The moderating influence of gender on factors affecting loyalty intentions has not been confirmed. Apparently, there are no differences between young men and women in terms of the explored processes leading to the formation of loyalty intentions. This might suggest that when catering to Millennials, tourist offers do not have to be differentiated by gender. A similar conclusion was reached by Chi et al. [2009] who concluded that male and female tourists displayed comparable loyalty toward the destination analyzed by them.

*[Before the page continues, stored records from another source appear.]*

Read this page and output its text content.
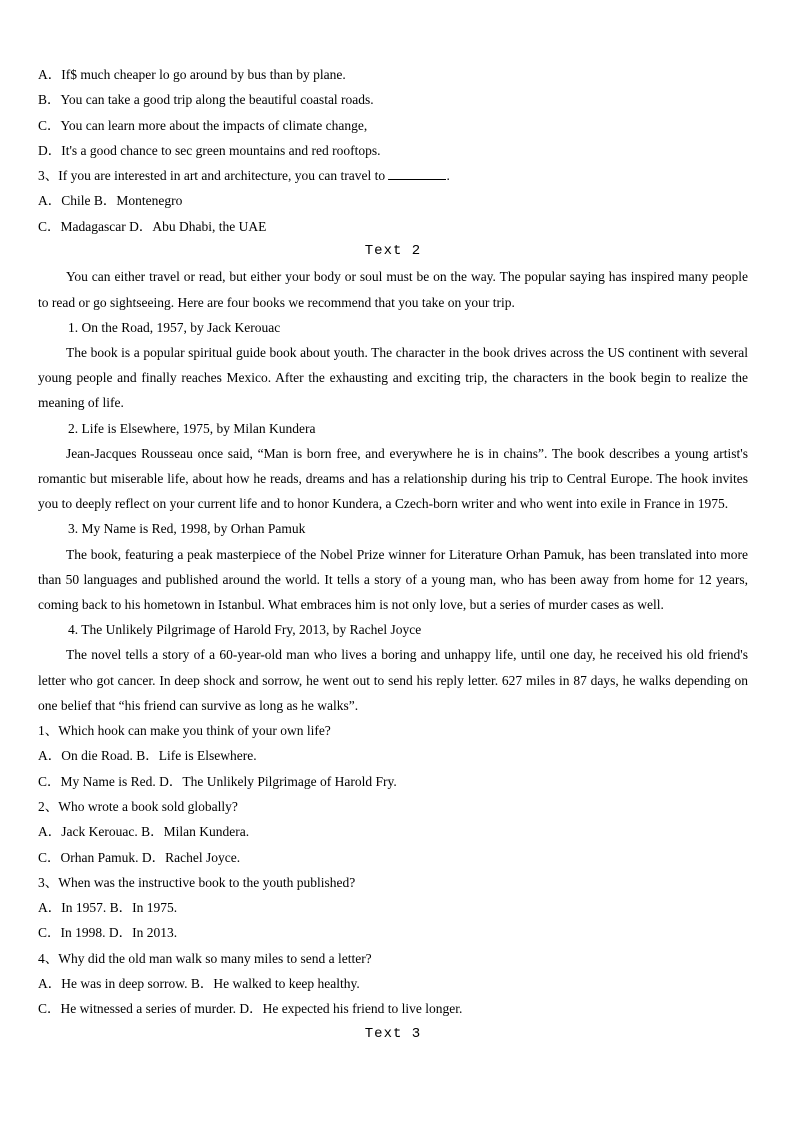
A．If$ much cheaper lo go around by bus than by plane.
B．You can take a good trip along the beautiful coastal roads.
C．You can learn more about the impacts of climate change,
D．It's a good chance to sec green mountains and red rooftops.
3、If you are interested in art and architecture, you can travel to	.
A．Chile B．Montenegro
C．Madagascar D．Abu Dhabi, the UAE
Text 2

You can either travel or read, but either your body or soul must be on the way. The popular saying has inspired many people to read or go sightseeing. Here are four books we recommend that you take on your trip.

1. On the Road, 1957, by Jack Kerouac

The book is a popular spiritual guide book about youth. The character in the book drives across the US continent with several young people and finally reaches Mexico. After the exhausting and exciting trip, the characters in the book begin to realize the meaning of life.

2. Life is Elsewhere, 1975, by Milan Kundera

Jean-Jacques Rousseau once said, “Man is born free, and everywhere he is in chains”. The book describes a young artist's romantic but miserable life, about how he reads, dreams and has a relationship during his trip to Central Europe. The hook invites you to deeply reflect on your current life and to honor Kundera, a Czech-born writer and who went into exile in France in 1975.

3. My Name is Red, 1998, by Orhan Pamuk

The book, featuring a peak masterpiece of the Nobel Prize winner for Literature Orhan Pamuk, has been translated into more than 50 languages and published around the world. It tells a story of a young man, who has been away from home for 12 years, coming back to his hometown in Istanbul. What embraces him is not only love, but a series of murder cases as well.

4. The Unlikely Pilgrimage of Harold Fry, 2013, by Rachel Joyce

The novel tells a story of a 60-year-old man who lives a boring and unhappy life, until one day, he received his old friend's letter who got cancer. In deep shock and sorrow, he went out to send his reply letter. 627 miles in 87 days, he walks depending on one belief that “his friend can survive as long as he walks”.

1、Which hook can make you think of your own life?
A．On die Road. B．Life is Elsewhere.
C．My Name is Red. D．The Unlikely Pilgrimage of Harold Fry.
2、Who wrote a book sold globally?
A．Jack Kerouac. B．Milan Kundera.
C．Orhan Pamuk. D．Rachel Joyce.
3、When was the instructive book to the youth published?
A．In 1957. B．In 1975.
C．In 1998. D．In 2013.
4、Why did the old man walk so many miles to send a letter?
A．He was in deep sorrow. B．He walked to keep healthy.
C．He witnessed a series of murder. D．He expected his friend to live longer.
Text 3
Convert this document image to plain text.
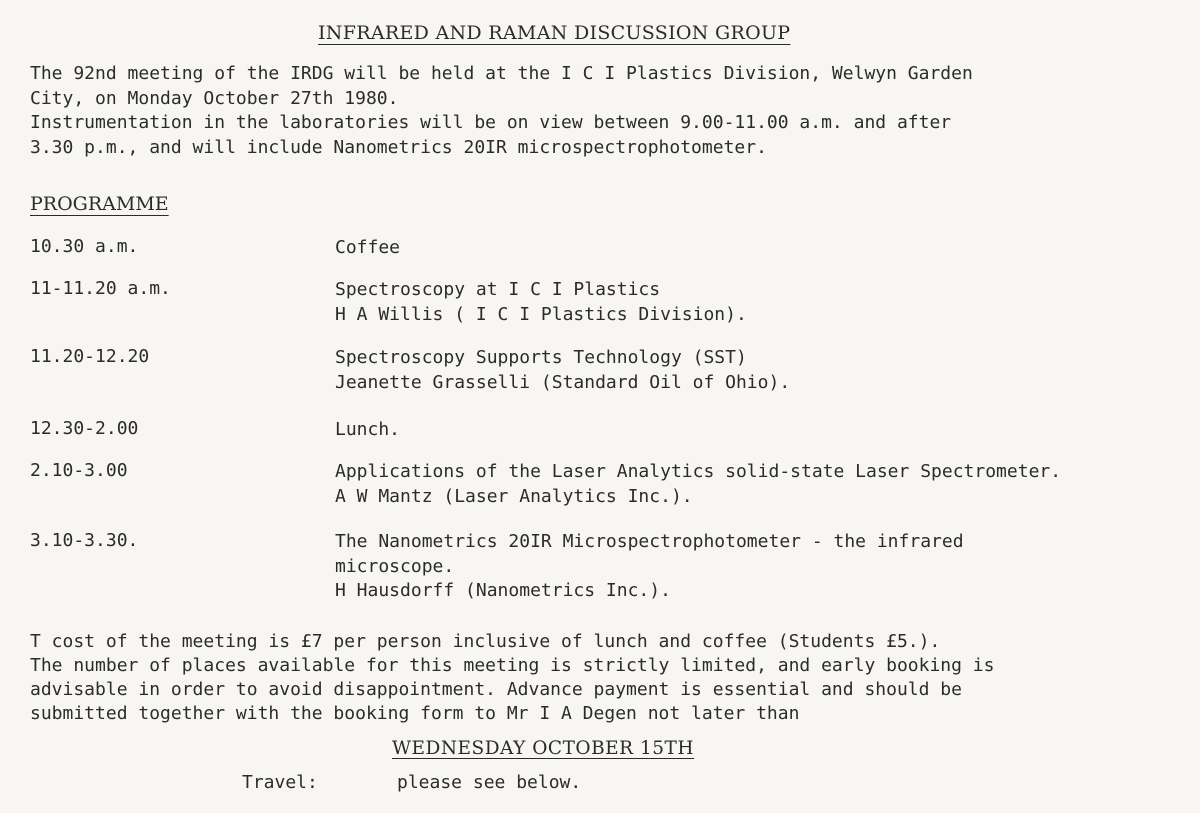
INFRARED AND RAMAN DISCUSSION GROUP

The 92nd meeting of the IRDG will be held at the I C I Plastics Division, Welwyn Garden

City, on Monday October 27th 1980.

Instrumentation in the laboratories will be on view between 9.00-11.00 a.m. and after

3.30 p.m., and will include Nanometrics 20IR microspectrophotometer.

PROGRAMME
10.30 a.m.	Coffee
11-11.20 a.m.	Spectroscopy at I C I Plastics
H A Willis ( I C I Plastics Division).
11.20-12.20	Spectroscopy Supports Technology (SST)
Jeanette Grasselli (Standard Oil of Ohio).
12.30-2.00	Lunch.
2.10-3.00	Applications of the Laser Analytics solid-state Laser Spectrometer.
A W Mantz (Laser Analytics Inc.).
3.10-3.30.	The Nanometrics 20IR Microspectrophotometer - the infrared
microscope.
H Hausdorff (Nanometrics Inc.).
T cost of the meeting is £7 per person inclusive of lunch and coffee (Students £5.).
The number of places available for this meeting is strictly limited, and early booking is
advisable in order to avoid disappointment. Advance payment is essential and should be
submitted together with the booking form to Mr I A Degen not later than
WEDNESDAY OCTOBER 15TH
Travel:	please see below.
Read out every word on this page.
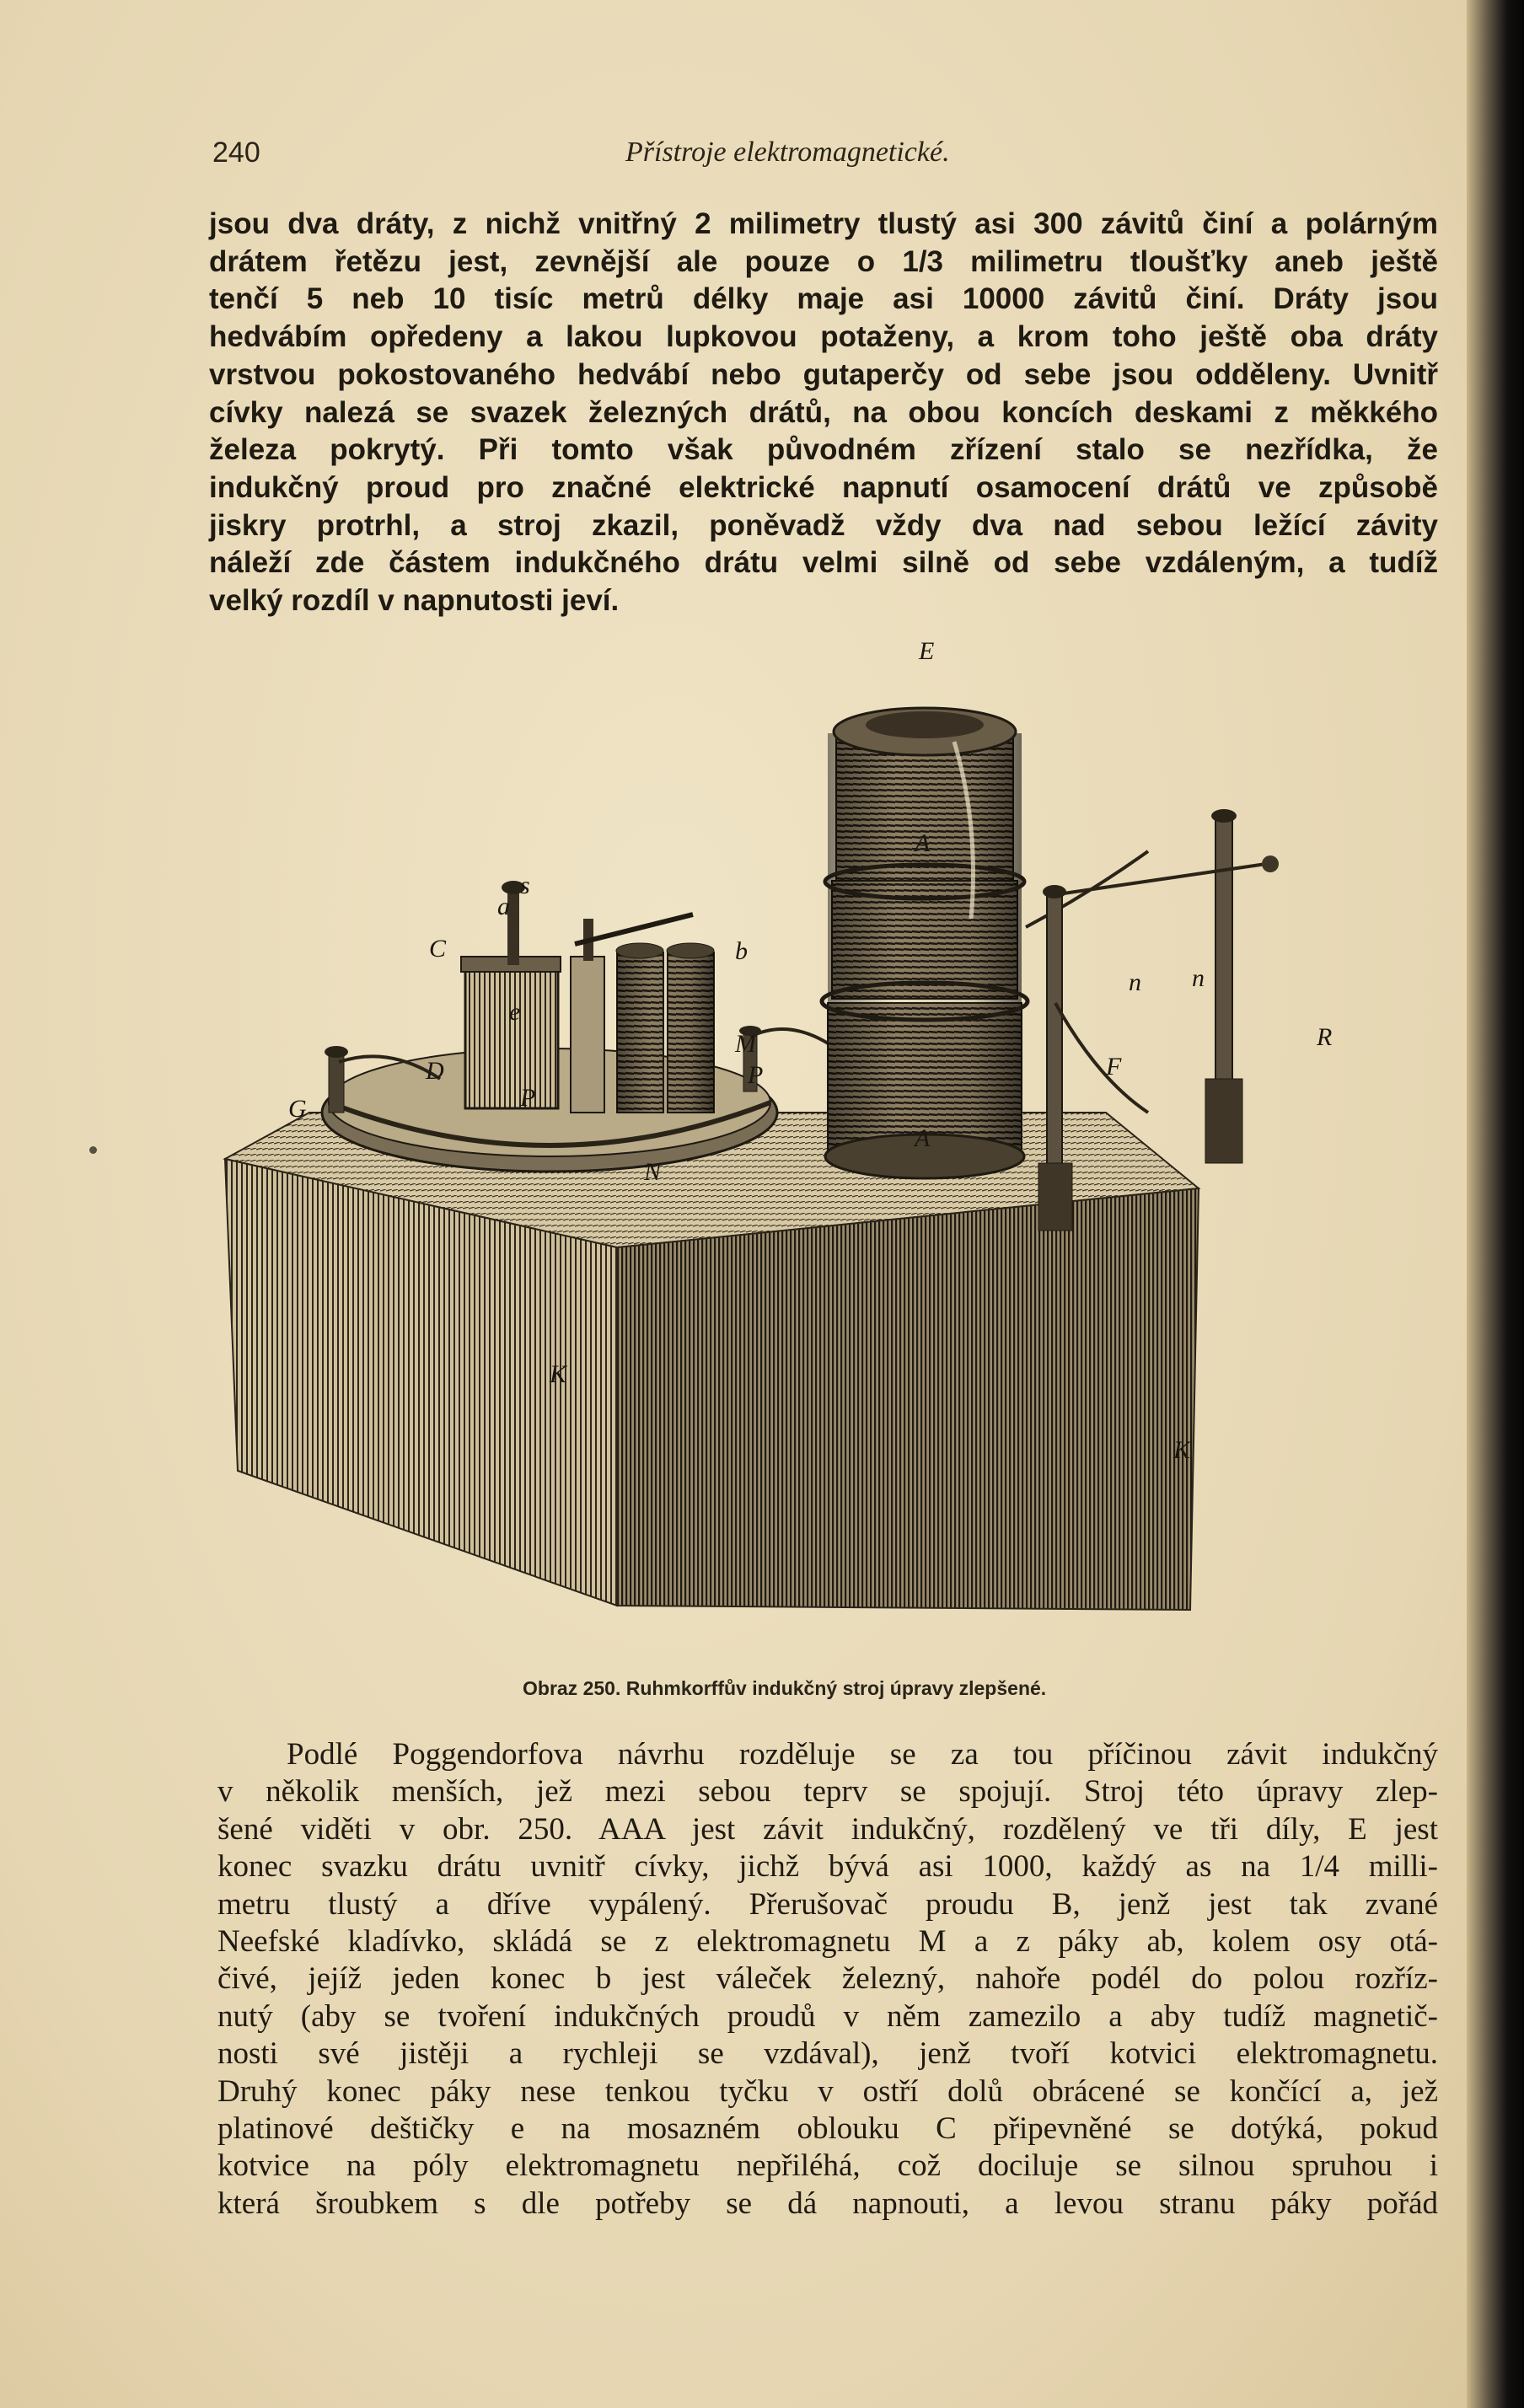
240	Přístroje elektromagnetické.
jsou dva dráty, z nichž vnitřný 2 milimetry tlustý asi 300 závitů činí a polárným
drátem řetězu jest, zevnější ale pouze o 1/3 milimetru tloušťky aneb ještě
tenčí 5 neb 10 tisíc metrů délky maje asi 10000 závitů činí. Dráty jsou
hedvábím opředeny a lakou lupkovou potaženy, a krom toho ještě oba dráty
vrstvou pokostovaného hedvábí nebo gutaperčy od sebe jsou odděleny. Uvnitř
cívky nalezá se svazek železných drátů, na obou koncích deskami z měkkého
železa pokrytý. Při tomto však původném zřízení stalo se nezřídka, že
indukčný proud pro značné elektrické napnutí osamocení drátů ve způsobě
jiskry protrhl, a stroj zkazil, poněvadž vždy dva nad sebou ležící závity
náleží zde částem indukčného drátu velmi silně od sebe vzdáleným, a tudíž
velký rozdíl v napnutosti jeví.
E
C
s
a
b
e
M
D
G
P
P
N
n n
R
F
A
A
K
K
Obraz 250. Ruhmkorffův indukčný stroj úpravy zlepšené.
Podlé Poggendorfova návrhu rozděluje se za tou příčinou závit indukčný
v několik menších, jež mezi sebou teprv se spojují. Stroj této úpravy zlep-
šené viděti v obr. 250. AAA jest závit indukčný, rozdělený ve tři díly, E jest
konec svazku drátu uvnitř cívky, jichž bývá asi 1000, každý as na 1/4 milli-
metru tlustý a dříve vypálený. Přerušovač proudu B, jenž jest tak zvané
Neefské kladívko, skládá se z elektromagnetu M a z páky ab, kolem osy otá-
čivé, jejíž jeden konec b jest váleček železný, nahoře podél do polou rozříz-
nutý (aby se tvoření indukčných proudů v něm zamezilo a aby tudíž magnetič-
nosti své jistěji a rychleji se vzdával), jenž tvoří kotvici elektromagnetu.
Druhý konec páky nese tenkou tyčku v ostří dolů obrácené se končící a, jež
platinové deštičky e na mosazném oblouku C připevněné se dotýká, pokud
kotvice na póly elektromagnetu nepřiléhá, což dociluje se silnou spruhou i
která šroubkem s dle potřeby se dá napnouti, a levou stranu páky pořád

It should be stressed, however, that the author’s study did not investigate destination preferences of tourists in depth. So even though factors like RUPs seem to work in the same way for both genders, the specifics of what attributes of a tourism destination make it more risky or exciting could be different for males and females. This is one of the limitations of this study and also a suggestion for further research.

This study has a number of limitations. First, the collected sample allows to generalize findings to the populations of students from only two Polish universities located in two large urban centers of the country. The findings from a broader sample, encompassing universities in other parts of Poland, especially in less populous areas may give different results. Also, the Millennials from countries other than Poland could possibly yield different results. One of the possible directions for future research could be a comparison of different generation cohorts to see if the same factors contribute to loyalty intentions. In addition, the study could benefit from the inclusion of other control variables, to better model interpersonal differences between respondents; as a result, new interesting interaction patterns could be revealed. A replication of the study in other country settings could demonstrate if the relationships found here are only specific to Poland or could be considered universal for the whole Generation Y.

The developed model can be used as a guide for tourist enterprises and institutions managing tourist destinations to prepare more successful products and more effective promotional initiatives. For example, when preparing a tourist offer for young adults who are familiar with the destination from previous visits, it is advisable to introduce new activities in response to their expectation of variety and novelty. Because of the significance of RUP, it is instrumental to design marketing communications so that they provide sufficiently exhaustive and persuasive information to lower this sentiment. The important role played by SB points to possibly effective tropes and motives in the content of promotional campaigns, as well as suggests that social media could be a viable communication channel. To further leverage the positive effects of SB, social media could be used to create online communities around tourist destinations to foster loyalty intentions.